Over time, from Pearl Harbor in 1941 to today, the prices go down with the war, but the loss ratio in comparison also goes down. It usually takes 6 months to a year for the market to return to its previous price after the crash.

Companies that will be most affected

The conflict between Ukraine, Russia and NATO allies will have serious repercussions on the prices of natural gas, oil and other raw materials. But the market still ignores it.

Because Russia is a global influencer with the most defense and nuclear power in the world, the results are terrible. The market loses profits and leads to high prices.

The most effective will be seen in the oil markets, as Russia is a major producer of natural gas and crude oil. Pipelines are supplied from Russia to the whole of Europe for oil supply. If a conflict results in the closure of pipelines, the infrastructure will collapse with rising prices.

bear market

The market slowdown and decline is beneficial under a few conditions. This is a situation for the stock market where the decline is greater than 20%. The other word is a recession which can lead to an economic slowdown.

But since the market is down, people who have savings or cash can buy more stocks and can take advantage of the price rally. People should be careful about where they invest. Investments must be anchored by strong balance sheets and strong cash generation. Still in companies with good quality metrics that can recover from the recession.

New investors are expected to enter the market to enrich themselves.

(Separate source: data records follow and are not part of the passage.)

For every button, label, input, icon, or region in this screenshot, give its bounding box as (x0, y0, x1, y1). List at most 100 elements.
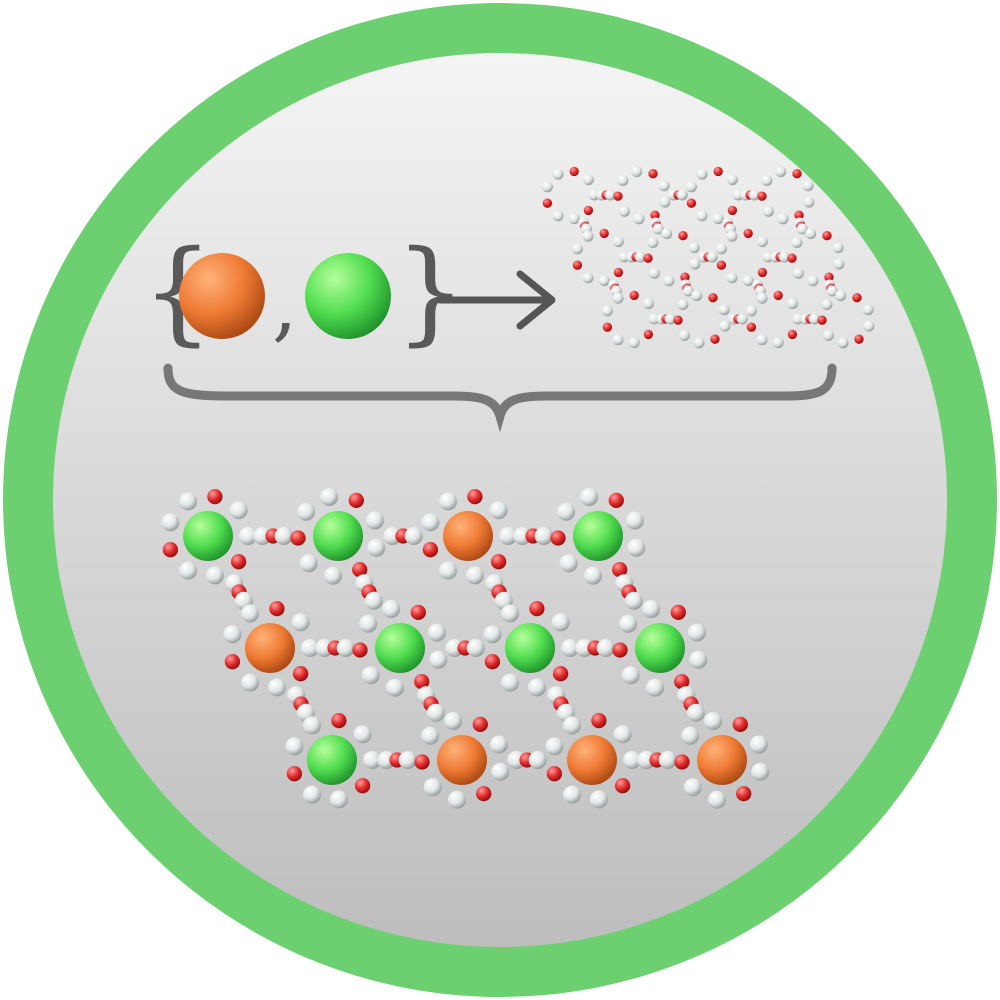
oxygen-atom (773, 290, 783, 301)
oxygen-atom (650, 210, 660, 220)
carbon-atom (545, 737, 564, 756)
carbon-atom (253, 527, 272, 545)
oxygen-atom (612, 561, 628, 578)
carbon-atom (648, 267, 660, 279)
carbon-atom (826, 285, 838, 297)
carbon-atom (320, 488, 339, 506)
carbon-atom (575, 639, 594, 657)
carbon-atom (571, 243, 583, 255)
carbon-atom (604, 189, 616, 201)
green-guest-sphere (375, 623, 425, 673)
carbon-atom (685, 181, 697, 193)
carbon-atom (617, 175, 629, 186)
carbon-atom (601, 305, 613, 317)
carbon-atom (802, 180, 814, 192)
carbon-atom (693, 337, 705, 349)
oxygen-atom (670, 604, 686, 621)
carbon-atom (718, 304, 730, 316)
oxygen-atom (824, 272, 834, 282)
oxygen-atom (792, 169, 802, 179)
carbon-atom (299, 554, 318, 573)
orange-guest-sphere (443, 511, 493, 561)
carbon-atom (821, 299, 833, 310)
carbon-atom (329, 790, 348, 809)
carbon-atom (466, 639, 485, 657)
oxygen-atom (727, 205, 738, 216)
oxygen-atom (529, 600, 545, 617)
oxygen-atom (546, 766, 563, 782)
carbon-atom (658, 180, 670, 192)
carbon-atom (582, 174, 594, 186)
orange-guest-sphere (567, 735, 617, 785)
carbon-atom (715, 243, 727, 255)
reaction-equation: { , } (142, 166, 875, 357)
oxygen-atom (354, 778, 371, 794)
carbon-atom (628, 337, 640, 349)
carbon-atom (742, 275, 754, 287)
orange-guest-sphere (245, 623, 295, 673)
carbon-atom (297, 502, 316, 521)
oxygen-atom (608, 492, 624, 509)
carbon-atom (627, 538, 646, 557)
carbon-atom (274, 527, 293, 545)
carbon-atom (756, 334, 768, 346)
oxygen-atom (467, 488, 483, 505)
carbon-atom (421, 726, 440, 745)
green-guest-sphere (573, 511, 623, 561)
carbon-atom (712, 213, 724, 225)
oxygen-atom (207, 488, 223, 505)
oxygen-atom (331, 712, 347, 729)
carbon-atom (588, 189, 600, 201)
carbon-atom (552, 168, 564, 180)
carbon-atom (483, 625, 502, 644)
carbon-atom (822, 329, 834, 341)
carbon-atom (205, 566, 224, 585)
oxygen-atom (678, 231, 688, 241)
green-sphere-operand (305, 253, 391, 339)
oxygen-atom (613, 191, 623, 201)
carbon-atom (748, 189, 760, 201)
oxygen-atom (743, 228, 753, 239)
carbon-atom (686, 703, 705, 722)
oxygen-atom (290, 530, 306, 546)
arrow-right-icon (436, 270, 556, 330)
carbon-atom (596, 639, 615, 657)
comma-separator: , (272, 258, 297, 351)
carbon-atom (688, 242, 700, 254)
oxygen-atom (352, 642, 368, 658)
carbon-atom (637, 751, 656, 769)
oxygen-atom (822, 231, 832, 241)
oxygen-atom (680, 272, 690, 282)
carbon-atom (363, 751, 381, 769)
carbon-atom (429, 650, 448, 669)
carbon-atom (631, 166, 643, 178)
oxygen-atom (230, 554, 247, 570)
carbon-atom (315, 639, 334, 657)
carbon-atom (613, 725, 632, 744)
carbon-atom (696, 168, 708, 180)
oxygen-atom (422, 542, 439, 558)
carbon-atom (267, 678, 286, 697)
carbon-atom (439, 561, 457, 580)
carbon-atom (365, 511, 384, 530)
oxygen-atom (713, 166, 723, 177)
oxygen-atom (757, 191, 767, 201)
oxygen-atom (686, 198, 697, 208)
oxygen-atom (552, 666, 569, 682)
carbon-atom (646, 678, 664, 697)
oxygen-atom (542, 198, 553, 208)
gray-disc-background (53, 53, 947, 947)
oxygen-atom (490, 554, 507, 570)
carbon-atom (678, 329, 690, 341)
oxygen-atom (614, 778, 631, 794)
carbon-atom (663, 275, 675, 287)
carbon-atom (501, 604, 519, 623)
carbon-atom (863, 320, 875, 332)
carbon-atom (676, 189, 688, 201)
oxygen-atom (674, 673, 690, 690)
carbon-atom (619, 614, 638, 633)
carbon-atom (634, 251, 646, 263)
carbon-atom (439, 492, 457, 511)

Online trading is a simple solution where young people are increasingly engaging in the stock market. The internet connects them with information about the companies they want to invest in and helps them make informed decisions.

Last words

The market has adapted and learned to deal with conflicts like this over time. For a while this affects the market and it drops significantly. But, the overall effect fades over time. Central banks are ready to suppress this financial volatility. E-commerce has increased cash flow in the market. He helped people become more aware and accessible to information. Ease of use is the most important factor for merchants and businesses.

The main stock market corrections are due more to the global crisis than to the Wall Street war crash of 1929 (-89%), the Black Monday crash of 1987 (-22%), the Internet bubble in 1999 (76.8 %), to the financial crisis in 2008 (-54%). Even after these catalysts, the market still found a way to recover and eventually hit an all-time high.